I’m also trying to convince the user or the audience that it’s OK to pay the artist directly. Because they’re so used to using the streaming services to do that, and we only get pennies [from the services]. But we’re also living in an era where capitalism is one of the enemies. So you have to be very careful to not become something that you didn’t intend to become.
You’ve said that the minimal fee you were initially charging is not sustainable. Have you landed on a better way to price this?
I’m coming up with that, and I’m coming up also with the energy to be comfortable with that. Maybe a monthly fee is better than a one-time fee. It’s very important for us to be focused and organized right now, and also having places to release feelings of guilt and the feelings of suppression and pain and distance. And a lot of those things are released through music. Just creating the right vibration around the market will help people understand why it’s valuable to us at all.

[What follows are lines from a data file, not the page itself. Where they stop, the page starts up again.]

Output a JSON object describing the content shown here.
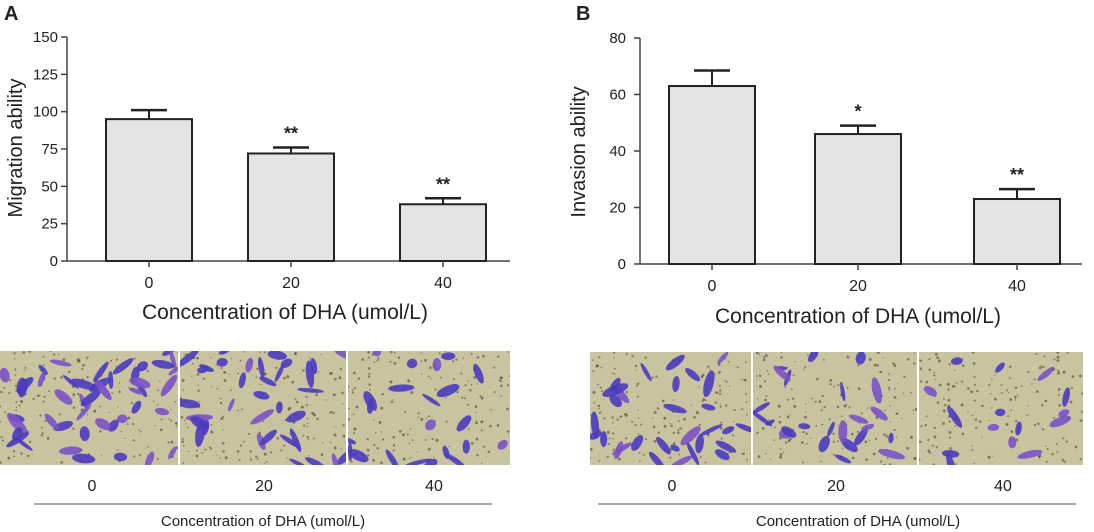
{
  "panels": [
    {
      "letter": "A",
      "chart_data": {
        "type": "bar",
        "title": "",
        "xlabel": "Concentration of DHA (umol/L)",
        "ylabel": "Migration ability",
        "categories": [
          "0",
          "20",
          "40"
        ],
        "values": [
          95,
          72,
          38
        ],
        "errors": [
          6,
          4,
          4
        ],
        "significance": [
          "",
          "**",
          "**"
        ],
        "ylim": [
          0,
          150
        ],
        "yticks": [
          "0",
          "25",
          "50",
          "75",
          "100",
          "125",
          "150"
        ],
        "bar_color": "#e4e4e4"
      },
      "micrographs": {
        "labels": [
          "0",
          "20",
          "40"
        ],
        "caption": "Concentration of DHA (umol/L)",
        "cell_counts": [
          46,
          34,
          22
        ]
      }
    },
    {
      "letter": "B",
      "chart_data": {
        "type": "bar",
        "title": "",
        "xlabel": "Concentration of DHA (umol/L)",
        "ylabel": "Invasion ability",
        "categories": [
          "0",
          "20",
          "40"
        ],
        "values": [
          63,
          46,
          23
        ],
        "errors": [
          5.5,
          3,
          3.5
        ],
        "significance": [
          "",
          "*",
          "**"
        ],
        "ylim": [
          0,
          80
        ],
        "yticks": [
          "0",
          "20",
          "40",
          "60",
          "80"
        ],
        "bar_color": "#e4e4e4"
      },
      "micrographs": {
        "labels": [
          "0",
          "20",
          "40"
        ],
        "caption": "Concentration of DHA (umol/L)",
        "cell_counts": [
          30,
          24,
          15
        ]
      }
    }
  ],
  "colors": {
    "micrograph_bg": "#c9c3a0",
    "cell": "#4a3bbf",
    "cell_alt": "#7a52c8",
    "speck": "#3a3528"
  }
}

Credit…Rahim Fortune for The New York Times
Did you make any money from your streamed shows?
I made a little bit more each time. Basically, I just wanted to be able to keep those [staff] people paid, to break even and make sure that I didn’t, you know, make any foolish purchases. And I also wanted to make sure that this model could actually work. Now that I know it can actually work, I know what I need to do to be profitable with it.